Le panel présent pour répondre ces questions : Adrien Coutarel, CIO de Target2Sell, Ludovic Vannier directeur commercial de Antvoice, Yann Gourvennec CEO de Visionnary Marketing, le conférencier et formateur Jean-Philippe Cunniet, Jean-Luc Marini directeur de notre Lab IA et Julien Samarcq directeur de notre BU digital marketing et commerce.
« Les CMO sont soumis à une véritable pression créée par une obligation de résultats rapides, par la complexité technologique » Yann Gourvennec
L’Hyperpersonnalisation c’est quoi ?
« L’hyper personnalisation se définit par une forme poussée de personnalisation du contenu des offres, mais également de l’expérience vécue par le client, qui se doit d’être unique, à l’échelle individuelle afin de proposer une solution sur mesure en temps réel »
« ce que veulent les clients c’est de la valeur, de la découverte, pas un message martelé à l’envi. » Jean-Philippe Cunniet
Selon Jean-Luc Marini, pour atteindre cet objectif au regard du volume de données à traiter, difficile de faire sans l’IA. D’autant plus que des solutions matures sont à disposition. Peut-être celles utilisées par les 39 % de CMO qui utilisent l’IA pour leur ciblage marketing et 28 % pour la recommandation.
Il n’en reste pas moins que plus de 60 % des CMO semblent démunis face à ces enjeux. Comme le rappelait Yann Gourvennec, « Les CMO sont soumis à une véritable pression créée par une obligation de résultats rapides, par la complexité technologique et enfin par la pression sociale pour “être dans la data”. A ce jour, 14 % des entreprise sont capables de réaliser une vue unique de leur client. » Pour une approche d’hyperpersonnalisation omnicanal la route va être longue.
D’autant plus rappelle Jean-Philippe Cunniet que, « ce que veulent les clients c’est de la valeur, de la découverte, pas un message martelé à l’envi. » A l’exemple de l’algorithme des plateformes musicales, « proposer des musiciens similaires à ceux que j’écoute n’a aucune valeur. A contrario un disquaire pourra me faire découvrir de nouvelles musiques, il tentera de m’ouvrir à de nouveaux horizons », complète Yann Gourvennec.

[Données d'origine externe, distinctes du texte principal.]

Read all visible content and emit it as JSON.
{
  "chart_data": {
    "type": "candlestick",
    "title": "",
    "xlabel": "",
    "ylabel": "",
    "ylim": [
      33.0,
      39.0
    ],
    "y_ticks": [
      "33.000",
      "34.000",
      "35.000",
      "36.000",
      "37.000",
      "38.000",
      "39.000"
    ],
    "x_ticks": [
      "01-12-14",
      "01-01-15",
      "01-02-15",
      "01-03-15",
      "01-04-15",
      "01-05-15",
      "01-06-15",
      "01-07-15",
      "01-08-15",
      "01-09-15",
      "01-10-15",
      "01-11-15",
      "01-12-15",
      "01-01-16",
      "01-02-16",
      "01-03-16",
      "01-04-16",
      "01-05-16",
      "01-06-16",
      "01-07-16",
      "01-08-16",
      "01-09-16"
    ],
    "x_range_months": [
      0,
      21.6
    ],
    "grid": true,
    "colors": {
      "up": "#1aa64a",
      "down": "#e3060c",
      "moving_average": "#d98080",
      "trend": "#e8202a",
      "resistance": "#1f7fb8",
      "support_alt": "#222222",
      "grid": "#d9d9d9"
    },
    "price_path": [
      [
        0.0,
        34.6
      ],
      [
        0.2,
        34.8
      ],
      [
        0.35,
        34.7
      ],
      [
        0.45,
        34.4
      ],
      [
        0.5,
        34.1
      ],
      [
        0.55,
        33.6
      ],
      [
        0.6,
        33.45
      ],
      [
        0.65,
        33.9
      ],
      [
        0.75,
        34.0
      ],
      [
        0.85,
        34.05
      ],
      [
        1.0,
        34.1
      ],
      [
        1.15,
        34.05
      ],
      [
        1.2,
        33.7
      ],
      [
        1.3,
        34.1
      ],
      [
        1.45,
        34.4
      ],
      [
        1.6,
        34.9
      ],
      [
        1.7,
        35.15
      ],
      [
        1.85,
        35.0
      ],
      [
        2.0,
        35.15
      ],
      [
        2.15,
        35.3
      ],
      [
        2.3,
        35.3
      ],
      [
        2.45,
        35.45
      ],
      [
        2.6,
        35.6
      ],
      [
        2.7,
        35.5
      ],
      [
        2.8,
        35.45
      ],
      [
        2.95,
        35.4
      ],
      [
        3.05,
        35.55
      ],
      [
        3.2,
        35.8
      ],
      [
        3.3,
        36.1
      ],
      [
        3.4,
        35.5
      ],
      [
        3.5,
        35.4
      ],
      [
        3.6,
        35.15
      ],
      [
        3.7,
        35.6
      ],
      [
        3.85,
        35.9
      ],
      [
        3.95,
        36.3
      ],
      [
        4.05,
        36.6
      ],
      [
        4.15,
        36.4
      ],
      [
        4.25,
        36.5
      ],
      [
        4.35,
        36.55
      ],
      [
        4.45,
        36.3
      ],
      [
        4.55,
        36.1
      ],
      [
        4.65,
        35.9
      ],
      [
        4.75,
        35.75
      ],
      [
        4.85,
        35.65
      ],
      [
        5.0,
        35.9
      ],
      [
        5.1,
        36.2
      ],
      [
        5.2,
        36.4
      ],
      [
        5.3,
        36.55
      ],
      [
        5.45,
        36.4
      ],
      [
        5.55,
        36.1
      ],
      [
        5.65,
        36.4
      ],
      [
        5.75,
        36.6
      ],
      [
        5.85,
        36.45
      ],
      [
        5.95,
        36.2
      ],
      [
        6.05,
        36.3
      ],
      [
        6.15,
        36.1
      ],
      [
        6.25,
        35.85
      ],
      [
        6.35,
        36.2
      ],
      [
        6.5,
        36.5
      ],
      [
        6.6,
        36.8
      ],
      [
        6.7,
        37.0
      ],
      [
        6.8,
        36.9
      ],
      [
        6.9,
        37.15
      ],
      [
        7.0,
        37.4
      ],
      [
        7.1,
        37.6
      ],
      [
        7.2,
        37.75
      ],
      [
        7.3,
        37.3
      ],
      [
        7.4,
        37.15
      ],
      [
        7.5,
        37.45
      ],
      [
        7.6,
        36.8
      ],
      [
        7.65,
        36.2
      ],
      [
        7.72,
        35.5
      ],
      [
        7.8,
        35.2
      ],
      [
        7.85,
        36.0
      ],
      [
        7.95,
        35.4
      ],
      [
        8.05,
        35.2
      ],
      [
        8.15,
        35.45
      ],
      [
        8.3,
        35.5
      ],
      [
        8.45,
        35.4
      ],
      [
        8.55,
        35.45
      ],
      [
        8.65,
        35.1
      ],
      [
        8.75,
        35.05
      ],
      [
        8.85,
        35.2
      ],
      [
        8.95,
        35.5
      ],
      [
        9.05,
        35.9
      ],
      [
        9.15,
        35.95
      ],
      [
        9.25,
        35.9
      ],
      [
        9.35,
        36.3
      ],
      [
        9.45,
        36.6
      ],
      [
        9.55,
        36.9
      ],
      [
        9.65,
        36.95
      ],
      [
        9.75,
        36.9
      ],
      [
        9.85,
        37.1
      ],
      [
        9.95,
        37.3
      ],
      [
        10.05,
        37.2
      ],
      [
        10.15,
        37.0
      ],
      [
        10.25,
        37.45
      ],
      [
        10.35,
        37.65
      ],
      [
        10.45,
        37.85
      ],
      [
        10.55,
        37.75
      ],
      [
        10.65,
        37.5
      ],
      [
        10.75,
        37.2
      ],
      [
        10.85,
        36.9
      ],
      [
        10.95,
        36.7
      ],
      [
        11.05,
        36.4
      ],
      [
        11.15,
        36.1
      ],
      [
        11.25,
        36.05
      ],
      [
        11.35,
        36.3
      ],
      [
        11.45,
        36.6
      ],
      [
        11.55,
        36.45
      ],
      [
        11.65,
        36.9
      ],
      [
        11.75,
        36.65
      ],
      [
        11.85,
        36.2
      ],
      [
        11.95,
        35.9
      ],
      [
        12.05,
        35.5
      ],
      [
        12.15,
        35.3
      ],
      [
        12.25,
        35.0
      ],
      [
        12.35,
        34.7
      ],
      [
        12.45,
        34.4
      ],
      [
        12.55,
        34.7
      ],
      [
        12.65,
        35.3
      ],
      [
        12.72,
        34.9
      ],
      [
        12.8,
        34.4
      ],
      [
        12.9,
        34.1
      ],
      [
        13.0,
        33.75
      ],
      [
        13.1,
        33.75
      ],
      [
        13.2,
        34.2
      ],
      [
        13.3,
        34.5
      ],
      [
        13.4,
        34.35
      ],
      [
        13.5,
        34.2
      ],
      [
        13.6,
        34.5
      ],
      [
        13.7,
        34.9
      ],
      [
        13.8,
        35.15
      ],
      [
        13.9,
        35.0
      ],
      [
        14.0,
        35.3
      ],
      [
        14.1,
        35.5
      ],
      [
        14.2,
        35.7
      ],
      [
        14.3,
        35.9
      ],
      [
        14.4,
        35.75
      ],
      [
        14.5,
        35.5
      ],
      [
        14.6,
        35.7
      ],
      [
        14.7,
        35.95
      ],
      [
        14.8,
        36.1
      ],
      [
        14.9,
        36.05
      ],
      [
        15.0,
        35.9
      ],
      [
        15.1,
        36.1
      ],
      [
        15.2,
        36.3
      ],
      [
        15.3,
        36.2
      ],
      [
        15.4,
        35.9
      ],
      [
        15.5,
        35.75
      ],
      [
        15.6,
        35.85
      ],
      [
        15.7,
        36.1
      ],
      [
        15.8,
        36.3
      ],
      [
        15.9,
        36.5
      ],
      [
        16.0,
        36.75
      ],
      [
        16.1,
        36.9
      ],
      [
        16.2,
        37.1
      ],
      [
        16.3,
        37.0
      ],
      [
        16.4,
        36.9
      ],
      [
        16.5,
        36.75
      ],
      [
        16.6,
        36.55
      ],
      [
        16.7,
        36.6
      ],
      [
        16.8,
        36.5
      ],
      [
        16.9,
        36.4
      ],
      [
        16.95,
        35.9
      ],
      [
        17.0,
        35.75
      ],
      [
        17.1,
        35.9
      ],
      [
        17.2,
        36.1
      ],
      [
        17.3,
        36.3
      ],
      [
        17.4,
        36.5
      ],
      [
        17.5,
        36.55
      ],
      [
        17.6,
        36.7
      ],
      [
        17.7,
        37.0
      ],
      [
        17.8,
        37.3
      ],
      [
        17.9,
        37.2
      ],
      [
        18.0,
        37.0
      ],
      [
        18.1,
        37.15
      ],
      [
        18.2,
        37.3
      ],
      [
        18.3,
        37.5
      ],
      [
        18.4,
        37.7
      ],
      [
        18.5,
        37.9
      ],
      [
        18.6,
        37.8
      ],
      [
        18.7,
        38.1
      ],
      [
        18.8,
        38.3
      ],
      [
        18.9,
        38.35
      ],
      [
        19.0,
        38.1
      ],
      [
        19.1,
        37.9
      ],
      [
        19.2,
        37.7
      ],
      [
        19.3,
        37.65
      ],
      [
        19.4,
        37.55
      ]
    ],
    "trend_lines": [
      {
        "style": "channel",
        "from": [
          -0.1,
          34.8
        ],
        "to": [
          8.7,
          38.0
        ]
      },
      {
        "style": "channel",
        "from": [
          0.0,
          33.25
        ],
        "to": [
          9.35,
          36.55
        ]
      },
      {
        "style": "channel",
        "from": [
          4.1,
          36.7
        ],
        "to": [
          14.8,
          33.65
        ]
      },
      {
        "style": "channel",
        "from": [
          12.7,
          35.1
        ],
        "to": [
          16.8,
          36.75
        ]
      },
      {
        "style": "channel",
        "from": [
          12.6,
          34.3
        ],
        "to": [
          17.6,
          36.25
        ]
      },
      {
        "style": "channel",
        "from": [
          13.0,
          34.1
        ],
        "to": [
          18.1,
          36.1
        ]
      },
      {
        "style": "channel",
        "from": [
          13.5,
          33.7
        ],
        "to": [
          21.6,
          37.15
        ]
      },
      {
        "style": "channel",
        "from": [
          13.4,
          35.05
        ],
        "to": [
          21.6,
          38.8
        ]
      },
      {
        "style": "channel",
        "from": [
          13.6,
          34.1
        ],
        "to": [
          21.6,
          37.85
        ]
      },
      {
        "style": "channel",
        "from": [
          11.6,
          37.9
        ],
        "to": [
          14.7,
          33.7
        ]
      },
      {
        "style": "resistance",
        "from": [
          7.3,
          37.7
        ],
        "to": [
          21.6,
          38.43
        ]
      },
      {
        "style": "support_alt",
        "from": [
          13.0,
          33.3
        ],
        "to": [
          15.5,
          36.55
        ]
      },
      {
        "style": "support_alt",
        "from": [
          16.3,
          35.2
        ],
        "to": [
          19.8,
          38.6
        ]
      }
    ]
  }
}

Autrement dit, l’usage mal pensé du couple data et IA mal crée une bulle de filtre par algorithme ou un formatage des produits proposés. Les exemples font florès sur les propositions de contenus des réseaux sociaux, mais aussi lors des propositions commerciales de certaines marques. « Si j’achète des pommes, me proposer d’en acheter plus n’a aucun sens. Pourquoi ne pas me proposer de découvrir des produits affinitaires ou différents, mais fondés sur mes goûts », poursuit Jean-Philippe Cunniet. A l’approche contre-productive de renforcement, l’intérêt de la personnalisation est d’ouvrir le consommateur à d’autres produits en affinités avec ses goûts. En un mot, susciter la curiosité pour apporter de la valeur.
« Face aux outils, le CMO doit absolument prendre du recul et avoir conscience que tout le monde est perdu » Yann Gourvennec
Quels outils pour l’hyperpersonnalisation : « tout le monde est perdu »
Avec quel outil ? Faire son choix dans les 7040 outils martech disponibles recensés par chiefMartec.com plonge fatalement le CMO dans un abîme de perplexité et de sidération. « Face aux outils, le CMO doit absolument prendre du recul et avoir conscience que tout le monde est perdu », tempère Yann Gourvennec qui partage cette anecdote d’un éditeur d’une DMP (data management plateform) qui, face aux aléas du marché, a fait évoluer son outil vers une CDP. Lors d’une interview du PDG pour expliquer ce qu’était une CDP, celui-ci n’en avait absolument aucune idée.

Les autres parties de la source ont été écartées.